Archive for the ‘Thriller’ Category

11/22/63

Along with Something Wicked This Way Comes,  used my break to read Stephen King’s historical time travel thriller 11/22/63.

It’s the story of high school English teacher Jake Epping, alias George Amberson, who travels back in time to try and prevent the JFK assassination. Jake’s friend Al, who runs a diner, discovers that his storage room leads to September 9, 1958. If Jake goes back to 1958 and stays for 5 years, he can prevent the assassination and, Al believes, change history for the better.

Jake embarks on this assignment and learns that you should not mess with history. When you try to meddle in the past, the past resists. Always.

really enjoyed 11/22/63. I like history and, as a Doctor Who fan, I’ve always enjoyed pondering questions about time travel. Don’t get me started on Doctor Who. Or time travel. Thinking about alternate timelines and ways that the world could be changed or messed with is really fun for me. And also confusing. Like I said, I blame Doctor Who.

Anyway, 11/22/63 combined many of the things I really loved. Also, King is a great writer. I learned that from reading The Shining. But 11/22/63 is in a class by itself. King is definitely the master of horror, but he proved with this that he can also write a thriller. A historical thriller. One that is meticulously researched.

One of the things that really sold this book for me was how well King sold the time period. He captured the dialogue and the mentality really well. I was impressed. The world really was different back then, and I know that King spent years researching not only the historical facts of the time period (and the assassination), but also the vernacular and the cultural and social setting of the time. He had to bring this era to life. The past literally came to life and his character had to try to learn how to operate in it, the same way expats have to learn how to live and function in a foreign country. King could have ignored this and focused on the whole, “I’m in the past and I have to stop Lee Harvey Oswald.” But instead, he let us watch as Epping learned to live in a new world. He brought that world, the past, alive for readers. King essentially did what fantasy and science fiction writers do all the the time – he created a world for his characters and readers to live in. The difference is that this world was real at one point. So he had to be careful.
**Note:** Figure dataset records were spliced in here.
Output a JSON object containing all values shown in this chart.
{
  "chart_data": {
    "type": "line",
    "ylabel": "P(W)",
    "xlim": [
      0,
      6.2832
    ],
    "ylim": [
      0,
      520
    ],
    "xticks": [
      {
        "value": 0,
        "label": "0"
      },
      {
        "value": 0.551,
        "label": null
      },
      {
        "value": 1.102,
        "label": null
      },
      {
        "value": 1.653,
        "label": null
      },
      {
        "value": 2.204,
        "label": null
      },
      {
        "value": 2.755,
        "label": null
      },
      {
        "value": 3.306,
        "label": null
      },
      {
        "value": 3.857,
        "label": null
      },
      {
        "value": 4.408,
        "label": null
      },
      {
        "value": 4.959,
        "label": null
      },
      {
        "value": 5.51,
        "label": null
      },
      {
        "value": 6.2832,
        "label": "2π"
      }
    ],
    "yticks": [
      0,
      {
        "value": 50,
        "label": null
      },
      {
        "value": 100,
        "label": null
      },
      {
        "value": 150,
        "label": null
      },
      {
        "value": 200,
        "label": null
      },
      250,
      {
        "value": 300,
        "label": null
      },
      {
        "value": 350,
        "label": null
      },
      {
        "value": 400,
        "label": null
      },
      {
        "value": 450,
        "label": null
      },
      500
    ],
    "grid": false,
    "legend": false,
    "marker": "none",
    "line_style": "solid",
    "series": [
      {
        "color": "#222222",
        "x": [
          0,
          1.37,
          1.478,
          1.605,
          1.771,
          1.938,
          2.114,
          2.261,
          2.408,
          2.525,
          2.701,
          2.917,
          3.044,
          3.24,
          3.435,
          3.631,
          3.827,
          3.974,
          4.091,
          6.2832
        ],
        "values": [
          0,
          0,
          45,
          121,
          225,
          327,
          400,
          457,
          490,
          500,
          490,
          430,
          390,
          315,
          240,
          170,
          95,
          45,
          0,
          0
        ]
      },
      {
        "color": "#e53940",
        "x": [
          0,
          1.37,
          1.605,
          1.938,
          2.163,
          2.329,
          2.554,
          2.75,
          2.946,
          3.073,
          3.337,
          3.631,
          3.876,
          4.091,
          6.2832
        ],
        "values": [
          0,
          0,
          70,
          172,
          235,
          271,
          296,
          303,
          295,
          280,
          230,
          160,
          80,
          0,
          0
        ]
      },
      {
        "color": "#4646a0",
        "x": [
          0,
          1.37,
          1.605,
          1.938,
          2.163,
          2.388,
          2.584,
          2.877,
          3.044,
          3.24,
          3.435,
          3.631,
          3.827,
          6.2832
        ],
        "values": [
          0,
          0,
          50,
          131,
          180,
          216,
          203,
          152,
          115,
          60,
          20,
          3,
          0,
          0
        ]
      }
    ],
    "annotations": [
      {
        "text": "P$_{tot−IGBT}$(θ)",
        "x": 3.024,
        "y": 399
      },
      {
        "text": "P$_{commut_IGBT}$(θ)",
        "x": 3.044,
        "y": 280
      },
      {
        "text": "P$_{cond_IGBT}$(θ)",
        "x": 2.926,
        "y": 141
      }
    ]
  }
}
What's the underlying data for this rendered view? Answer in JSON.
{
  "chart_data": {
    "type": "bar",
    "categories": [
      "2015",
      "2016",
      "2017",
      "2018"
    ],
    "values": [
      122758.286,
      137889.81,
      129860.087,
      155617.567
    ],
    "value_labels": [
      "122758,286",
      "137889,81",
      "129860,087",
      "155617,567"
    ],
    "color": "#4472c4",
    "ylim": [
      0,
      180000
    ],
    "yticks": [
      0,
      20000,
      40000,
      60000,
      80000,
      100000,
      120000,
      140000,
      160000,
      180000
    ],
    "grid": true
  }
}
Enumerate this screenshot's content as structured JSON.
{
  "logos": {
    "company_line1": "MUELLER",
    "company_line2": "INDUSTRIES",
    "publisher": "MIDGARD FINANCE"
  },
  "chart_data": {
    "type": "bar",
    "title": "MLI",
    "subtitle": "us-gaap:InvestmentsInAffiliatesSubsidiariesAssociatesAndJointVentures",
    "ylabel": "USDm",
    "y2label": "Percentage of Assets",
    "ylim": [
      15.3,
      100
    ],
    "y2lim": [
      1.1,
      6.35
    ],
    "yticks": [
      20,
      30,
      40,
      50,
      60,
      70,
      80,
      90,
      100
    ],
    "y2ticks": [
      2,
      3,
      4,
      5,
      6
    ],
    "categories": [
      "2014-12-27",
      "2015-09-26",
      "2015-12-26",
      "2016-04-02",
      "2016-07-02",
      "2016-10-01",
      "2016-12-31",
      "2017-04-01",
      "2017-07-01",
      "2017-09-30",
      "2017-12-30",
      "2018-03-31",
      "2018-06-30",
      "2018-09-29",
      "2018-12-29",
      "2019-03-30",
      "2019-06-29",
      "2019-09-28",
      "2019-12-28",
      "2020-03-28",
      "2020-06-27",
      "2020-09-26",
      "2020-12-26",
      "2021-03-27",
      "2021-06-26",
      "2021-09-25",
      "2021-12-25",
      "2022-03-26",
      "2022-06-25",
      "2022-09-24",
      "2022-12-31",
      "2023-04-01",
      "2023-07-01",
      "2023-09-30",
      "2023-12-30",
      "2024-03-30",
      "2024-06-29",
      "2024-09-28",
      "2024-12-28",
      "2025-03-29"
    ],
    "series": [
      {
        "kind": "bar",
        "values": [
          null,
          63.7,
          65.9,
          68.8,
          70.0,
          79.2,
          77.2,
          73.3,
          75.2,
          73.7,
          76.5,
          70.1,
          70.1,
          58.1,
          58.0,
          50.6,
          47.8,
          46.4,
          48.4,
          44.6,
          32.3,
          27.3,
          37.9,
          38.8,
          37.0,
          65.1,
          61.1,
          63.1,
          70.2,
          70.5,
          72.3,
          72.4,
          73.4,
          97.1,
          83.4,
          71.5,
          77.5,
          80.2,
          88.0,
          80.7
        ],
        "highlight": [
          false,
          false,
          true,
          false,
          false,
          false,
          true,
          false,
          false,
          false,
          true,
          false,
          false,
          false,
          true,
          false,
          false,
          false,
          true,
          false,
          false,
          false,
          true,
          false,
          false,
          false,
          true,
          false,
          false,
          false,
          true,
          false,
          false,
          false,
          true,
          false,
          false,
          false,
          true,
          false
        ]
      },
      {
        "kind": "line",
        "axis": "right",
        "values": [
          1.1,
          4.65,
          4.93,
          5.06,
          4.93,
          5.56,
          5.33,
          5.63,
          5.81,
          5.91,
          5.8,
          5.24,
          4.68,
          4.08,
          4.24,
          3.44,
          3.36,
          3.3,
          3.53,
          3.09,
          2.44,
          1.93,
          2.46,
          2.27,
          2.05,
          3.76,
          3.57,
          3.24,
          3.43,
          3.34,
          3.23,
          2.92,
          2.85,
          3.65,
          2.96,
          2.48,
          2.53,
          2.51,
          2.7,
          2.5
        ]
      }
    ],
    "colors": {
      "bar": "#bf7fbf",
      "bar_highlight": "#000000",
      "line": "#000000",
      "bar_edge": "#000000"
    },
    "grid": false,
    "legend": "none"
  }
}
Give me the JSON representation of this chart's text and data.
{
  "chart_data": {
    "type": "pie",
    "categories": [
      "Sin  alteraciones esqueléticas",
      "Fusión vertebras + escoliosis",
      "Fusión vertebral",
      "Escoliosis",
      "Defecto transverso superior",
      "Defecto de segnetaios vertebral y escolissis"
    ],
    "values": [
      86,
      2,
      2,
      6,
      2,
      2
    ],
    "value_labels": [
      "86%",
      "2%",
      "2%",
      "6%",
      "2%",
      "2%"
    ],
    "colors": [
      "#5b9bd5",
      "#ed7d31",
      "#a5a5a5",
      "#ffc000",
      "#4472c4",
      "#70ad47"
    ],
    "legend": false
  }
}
11/22/63 changed my perception of Stephen King. He’s not just a brilliant horror writer. He can also write other things. This book has love and intrigue and dancing. Lots of dancing. It felt so very different from the stereotypical Stephen King novel. And it still worked. I was alternately smiling, heartbroken, and terrified. There were parts of this novel that had me so completely freaked out that I couldn’t sleep. Just like when I read The Shining and had to stay up late because my book was too intense to sleep, one night I was up until 3:30 in the morning because things in the book were too tense and frightening for me to stop reading.

Not only can Stephen King scare the living hell out of me, but he can write a thriller that is far, far, far better than Dan Brown.